Выбрать главу

За всем этим у Кушнера слышится не только горечь, но и свидетельство в пользу текущей минуты, ее осязательной жизненной полноты, ее значительности в сравнении с тем, что уже миновало, и с тем, чего еще нет. По вкусам Кушнер – «неоклассик», но по душевному складу он «презентист», человек, погруженный в настоящее. Дело даже не в декларациях нашего поэта («Времена не выбирают, в них живут и умирают», «Аналогий с прошлым веком не хочу, как с прошлым снегом…»), а в недоверии его ко всякой распространяющейся на столетия монументальности, необъятности, к тому, что подавляет чувства и понятия «современного человека». Тем и близки ему Анненский да еще Чехов, что они, как ему кажется, тоже жили внутри своего времени, чураясь пророческого жеста и умеряя скептической острасткой любую широковещательность. А скажем, Шекспир – тот виноват тем, что частную драму Лаэрта поставил, по-видимому, ниже мировой трагедии Гамлета (стихотворение «Нет, не одно, а два лица…»), Монтень – тем, что ему дано право «рассказать о чести», между тем как его портному, брадобрею и кружевнице не удается вставить в эти речи исторически внятное слово («Монтень»), Достоевский – преувеличенностью страстей, а Данте… «Ни рая, ни ада его не люблю»; «… век наш, направо губя / Людей и налево, от Дантова ада / Наш взор отвратил: зарывали и жгли / И мыслимых мук превзошли варианты…». Какая, однако, уверенность, что век наш превосходит все прочие и по безмерности страданий, и по гуманности истончившейся совести (для которой невыносима чересчур «телесная» Дантова идея возмездня). Мы проще, сдержаннее, искреннее… О, помилуйте, так ли это?

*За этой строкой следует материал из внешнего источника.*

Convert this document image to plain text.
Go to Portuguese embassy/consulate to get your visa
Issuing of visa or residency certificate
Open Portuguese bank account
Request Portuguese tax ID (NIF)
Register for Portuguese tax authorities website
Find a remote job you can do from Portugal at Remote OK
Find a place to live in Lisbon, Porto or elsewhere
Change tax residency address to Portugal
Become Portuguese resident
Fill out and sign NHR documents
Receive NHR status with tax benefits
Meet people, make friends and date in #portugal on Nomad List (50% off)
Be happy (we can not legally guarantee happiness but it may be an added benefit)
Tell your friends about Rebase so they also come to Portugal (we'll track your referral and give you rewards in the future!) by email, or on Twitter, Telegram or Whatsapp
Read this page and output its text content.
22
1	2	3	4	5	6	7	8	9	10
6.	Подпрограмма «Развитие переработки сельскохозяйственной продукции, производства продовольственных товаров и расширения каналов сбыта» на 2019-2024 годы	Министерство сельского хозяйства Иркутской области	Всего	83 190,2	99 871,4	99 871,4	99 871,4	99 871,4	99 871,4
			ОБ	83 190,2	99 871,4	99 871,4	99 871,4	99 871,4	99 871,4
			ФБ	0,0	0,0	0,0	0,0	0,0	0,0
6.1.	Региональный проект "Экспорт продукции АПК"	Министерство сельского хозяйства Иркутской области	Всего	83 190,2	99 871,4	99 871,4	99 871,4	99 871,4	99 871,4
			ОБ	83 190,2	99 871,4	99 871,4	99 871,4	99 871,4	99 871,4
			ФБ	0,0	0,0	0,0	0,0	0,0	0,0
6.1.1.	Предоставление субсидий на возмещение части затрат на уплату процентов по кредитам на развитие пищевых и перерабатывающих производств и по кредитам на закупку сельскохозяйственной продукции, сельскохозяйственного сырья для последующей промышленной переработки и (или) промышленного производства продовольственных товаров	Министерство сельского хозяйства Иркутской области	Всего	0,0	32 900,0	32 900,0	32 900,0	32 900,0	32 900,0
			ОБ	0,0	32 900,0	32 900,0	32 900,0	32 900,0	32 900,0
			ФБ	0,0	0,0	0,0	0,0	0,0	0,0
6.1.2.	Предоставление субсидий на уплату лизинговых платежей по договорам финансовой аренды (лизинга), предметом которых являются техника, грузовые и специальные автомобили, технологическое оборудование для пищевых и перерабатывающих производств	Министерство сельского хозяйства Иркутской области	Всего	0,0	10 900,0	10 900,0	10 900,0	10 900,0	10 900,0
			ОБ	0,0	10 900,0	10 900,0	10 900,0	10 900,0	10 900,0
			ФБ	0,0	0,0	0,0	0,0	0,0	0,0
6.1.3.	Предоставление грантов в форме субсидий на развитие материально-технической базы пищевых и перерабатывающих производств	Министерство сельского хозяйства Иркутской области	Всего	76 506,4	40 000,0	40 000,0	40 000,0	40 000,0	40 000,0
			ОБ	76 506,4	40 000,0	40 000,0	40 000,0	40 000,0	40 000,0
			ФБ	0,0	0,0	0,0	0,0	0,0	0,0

Кажется, для всех ценителей поэзии Кушнера было ясно, что он поэт культуры, поэт одушевленности и человечности, сберегаемых в ее сосуде, неистребимости в ней личного и сердечного начала. Но прочитайте «Канву», где нет ни одного нового или исправленного стихотворения, и вы с удивлением обнаружите, что он не в меньшей степени поэт, не удовлетворенный культурой, ее непрестанный оппонент. Он предъявляет культуре счет, который та не в силах оплатить. Уже замеченный критикой «европеизм» Кушнера, его тяга к законченности форм и четкости границ сразу же встречается с трагической, малообнадеживающей перспективой. Во времени и пространстве действуют тотальные силы распыления и забвения; душа хоть и бодрится, а зябнет, подхваченная вселенским сквозняком, теряется, как иголка, в стогу топонимов тюркского и угро-финского пошиба: «Никак не вспомнить было, где / живет: в Вилюйске, в Воркуте, / Чите, Ухте, Караганде, / Тобольске или Томске. / Не то в саманной КзылОрде, / не то в туманной Кулунде… Илим, Ишим, Витим, Нарым, / как будто я сквозь тьму и дым / в сплошном снегу иду за ним…» И еще: «Вам звонят из Уфы. – Перерыв. – / Плохо слышно, увы. – Перерыв… Кто-то в черную трубку дышал. / Зимний ветер ему подвывал. / Словно зверь, притаясь, выжидал». Культура со всем ее традиционным арсеналом форм не в состоянии обеспечить абсолютной связи сквозь пространства и времена: «Плохая слышимость. Все время рвется нить».

Что ж, в этой досаде на ненадежность культуры есть правда, и такая, рядом с которой тускнеют несколько лицемерные рекомендации вышеупомянутого строгого критика: «Забывать права не имеем. Никого». Память культуры ограничена, одной рукой она пишет, а другой стирает, ей не под силу сохранить тепло и сердцебиение каждого личного мира внутри необъятной исторической вселенной – все мы со временем станем «рисунком стертым», а от очень немногих, избегнувших тлена, не останется ли ущербленный образ, «верхняя треть», как от классика, стоящего на школьном шкафу в виде бюста («Так чучело ставят, бекаса, сову»)? Быть может, многочисленные историко-культурные мотивы у Кушнера потому так свежи, горьки, остры, «современны», что всегда обнаруживают свою недостаточность, незакругленность перед лицом чего-то более полнозначного?